= Dynamic creative optimization =

Dynamic creative optimization (DCO), is a form of programmatic advertising that allows advertisers to optimize the performance of their creative using real-time technology.

In DCO, a variety of ad components (backgrounds, main images, text, value propositions, call to action, etc.) are dynamically assembled on the flight, when the ad is served, according to the particular needs of the impression. Creative development is done using creative studio tools like Adobe Photoshop. It may include video, animation, native components, and interactive elements.

While the actual optimization approaches may vary, they almost always involve the use of multivariate testing. The DCO process consists of creative development, identification of test variables, definition of the optimization objective, and method of optimization. Test variables represent the parts of the ad creative that are varied in the multivariate testing framework. These commonly include graphical elements, ad copy, colors, and click-through actions. It is helpful to have digital assets managed in a digital asset management system, especially when digital rights need to be enforced. The optimization objective can be initial engagement, a user action (such as click or install), or a post-install metric (such as purchase, registration, or lifetime value). Optimization of this objective is carried out using some form of discrete or combinatorial optimization.
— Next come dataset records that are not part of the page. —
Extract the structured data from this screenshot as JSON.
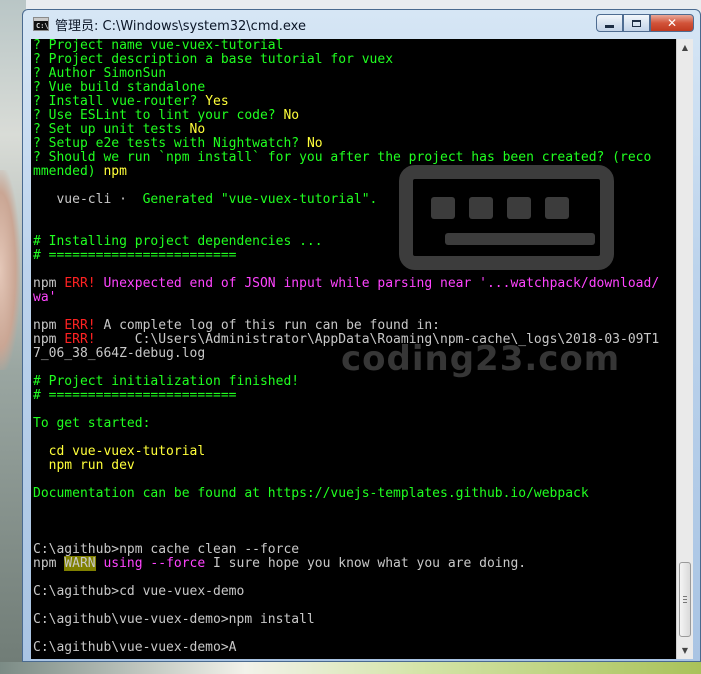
{
  "window": {
    "title": "管理员: C:\\Windows\\system32\\cmd.exe",
    "icon": "cmd-icon",
    "buttons": [
      "minimize",
      "maximize",
      "close"
    ]
  },
  "console": {
    "lines": [
      [
        {
          "t": "? Project name ",
          "c": "green"
        },
        {
          "t": "vue-vuex-tutorial",
          "c": "green"
        }
      ],
      [
        {
          "t": "? Project description ",
          "c": "green"
        },
        {
          "t": "a base tutorial for vuex",
          "c": "green"
        }
      ],
      [
        {
          "t": "? Author ",
          "c": "green"
        },
        {
          "t": "SimonSun",
          "c": "green"
        }
      ],
      [
        {
          "t": "? Vue build ",
          "c": "green"
        },
        {
          "t": "standalone",
          "c": "green"
        }
      ],
      [
        {
          "t": "? Install vue-router? ",
          "c": "green"
        },
        {
          "t": "Yes",
          "c": "yellow"
        }
      ],
      [
        {
          "t": "? Use ESLint to lint your code? ",
          "c": "green"
        },
        {
          "t": "No",
          "c": "yellow"
        }
      ],
      [
        {
          "t": "? Set up unit tests ",
          "c": "green"
        },
        {
          "t": "No",
          "c": "yellow"
        }
      ],
      [
        {
          "t": "? Setup e2e tests with Nightwatch? ",
          "c": "green"
        },
        {
          "t": "No",
          "c": "yellow"
        }
      ],
      [
        {
          "t": "? Should we run `npm install` for you after the project has been created? (reco",
          "c": "green"
        }
      ],
      [
        {
          "t": "mmended) ",
          "c": "green"
        },
        {
          "t": "npm",
          "c": "yellow"
        }
      ],
      [],
      [
        {
          "t": "   vue-cli · ",
          "c": "gray"
        },
        {
          "t": " Generated \"vue-vuex-tutorial\".",
          "c": "green"
        }
      ],
      [],
      [],
      [
        {
          "t": "# Installing project dependencies ...",
          "c": "green"
        }
      ],
      [
        {
          "t": "# ========================",
          "c": "green"
        }
      ],
      [],
      [
        {
          "t": "npm ",
          "c": "gray"
        },
        {
          "t": "ERR!",
          "c": "red"
        },
        {
          "t": " Unexpected end of JSON input while parsing near '...watchpack/download/",
          "c": "magenta"
        }
      ],
      [
        {
          "t": "wa'",
          "c": "magenta"
        }
      ],
      [],
      [
        {
          "t": "npm ",
          "c": "gray"
        },
        {
          "t": "ERR!",
          "c": "red"
        },
        {
          "t": " A complete log of this run can be found in:",
          "c": "gray"
        }
      ],
      [
        {
          "t": "npm ",
          "c": "gray"
        },
        {
          "t": "ERR!",
          "c": "red"
        },
        {
          "t": "     C:\\Users\\Administrator\\AppData\\Roaming\\npm-cache\\_logs\\2018-03-09T1",
          "c": "gray"
        }
      ],
      [
        {
          "t": "7_06_38_664Z-debug.log",
          "c": "gray"
        }
      ],
      [],
      [
        {
          "t": "# Project initialization finished!",
          "c": "green"
        }
      ],
      [
        {
          "t": "# ========================",
          "c": "green"
        }
      ],
      [],
      [
        {
          "t": "To get started:",
          "c": "green"
        }
      ],
      [],
      [
        {
          "t": "  cd vue-vuex-tutorial",
          "c": "yellow"
        }
      ],
      [
        {
          "t": "  npm run dev",
          "c": "yellow"
        }
      ],
      [],
      [
        {
          "t": "Documentation can be found at https://vuejs-templates.github.io/webpack",
          "c": "green"
        }
      ],
      [],
      [],
      [],
      [
        {
          "t": "C:\\agithub>npm cache clean --force",
          "c": "gray"
        }
      ],
      [
        {
          "t": "npm ",
          "c": "gray"
        },
        {
          "t": "WARN",
          "c": "warnbg"
        },
        {
          "t": " using --force",
          "c": "magenta"
        },
        {
          "t": " I sure hope you know what you are doing.",
          "c": "gray"
        }
      ],
      [],
      [
        {
          "t": "C:\\agithub>cd vue-vuex-demo",
          "c": "gray"
        }
      ],
      [],
      [
        {
          "t": "C:\\agithub\\vue-vuex-demo>npm install",
          "c": "gray"
        }
      ],
      [],
      [
        {
          "t": "C:\\agithub\\vue-vuex-demo>A",
          "c": "gray"
        }
      ]
    ]
  },
  "watermark": {
    "text": "coding23.com",
    "icon": "keyboard-icon"
  },
  "colors": {
    "green": "#20ff20",
    "yellow": "#ffff3a",
    "red": "#ff2222",
    "gray": "#c8c8c8",
    "magenta": "#ff44ff",
    "warn_bg": "#808000"
  }
}
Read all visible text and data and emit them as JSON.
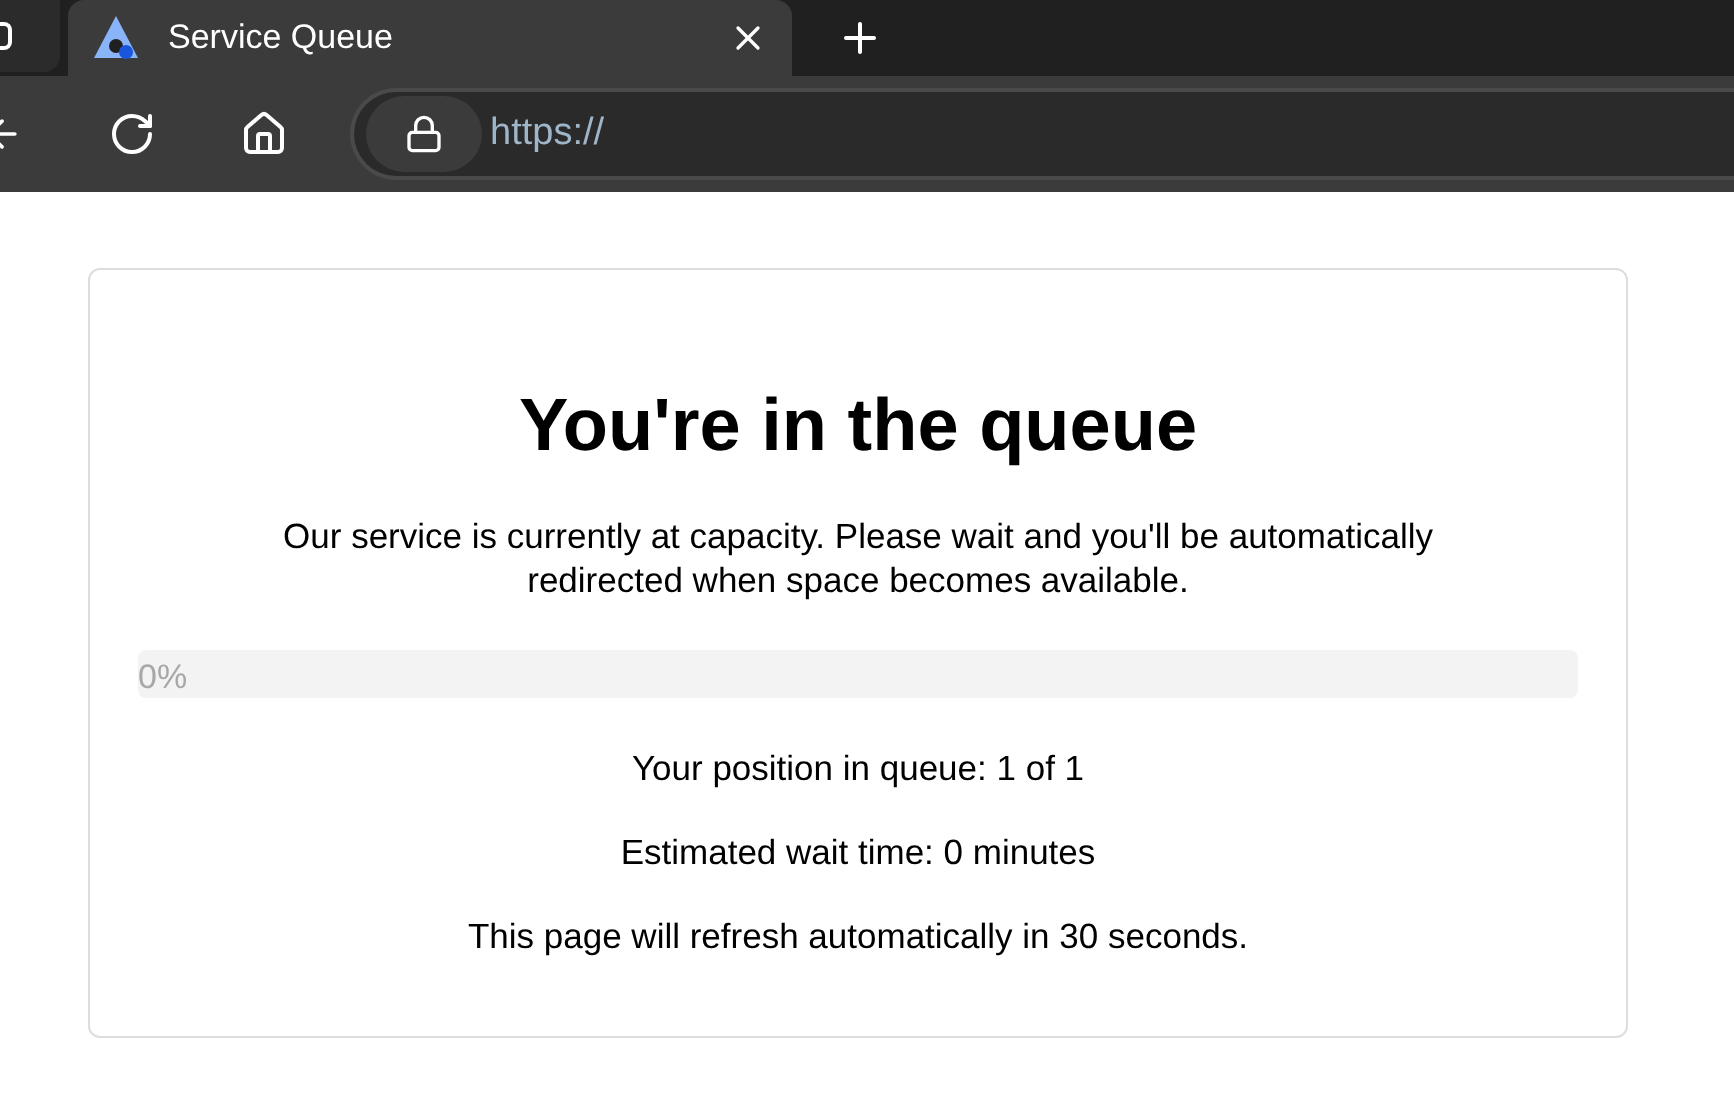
{
  "browser": {
    "tab_title": "Service Queue",
    "url": "https://"
  },
  "card": {
    "title": "You're in the queue",
    "message": "Our service is currently at capacity. Please wait and you'll be automatically redirected when space becomes available.",
    "progress": {
      "level": 0,
      "label": "0%"
    },
    "lines": [
      "Your position in queue: 1 of 1",
      "Estimated wait time: 0 minutes",
      "This page will refresh automatically in 30 seconds."
    ]
  }
}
== Dynamic versus static ==
Most campaign creatives are optimized statically, i.e., a few alternate ad creatives are developed and then tested using a split sample to select the best performing creative. This process ignores many factors (such as time-of-day, day-of-week, seasonality, geographical region, and inherent variations in user preference) that may play a significant role in the performance of the creative. By adjusting the optimal solution dynamically, DCO can account for all these factors making the optimization process more accurate and stable.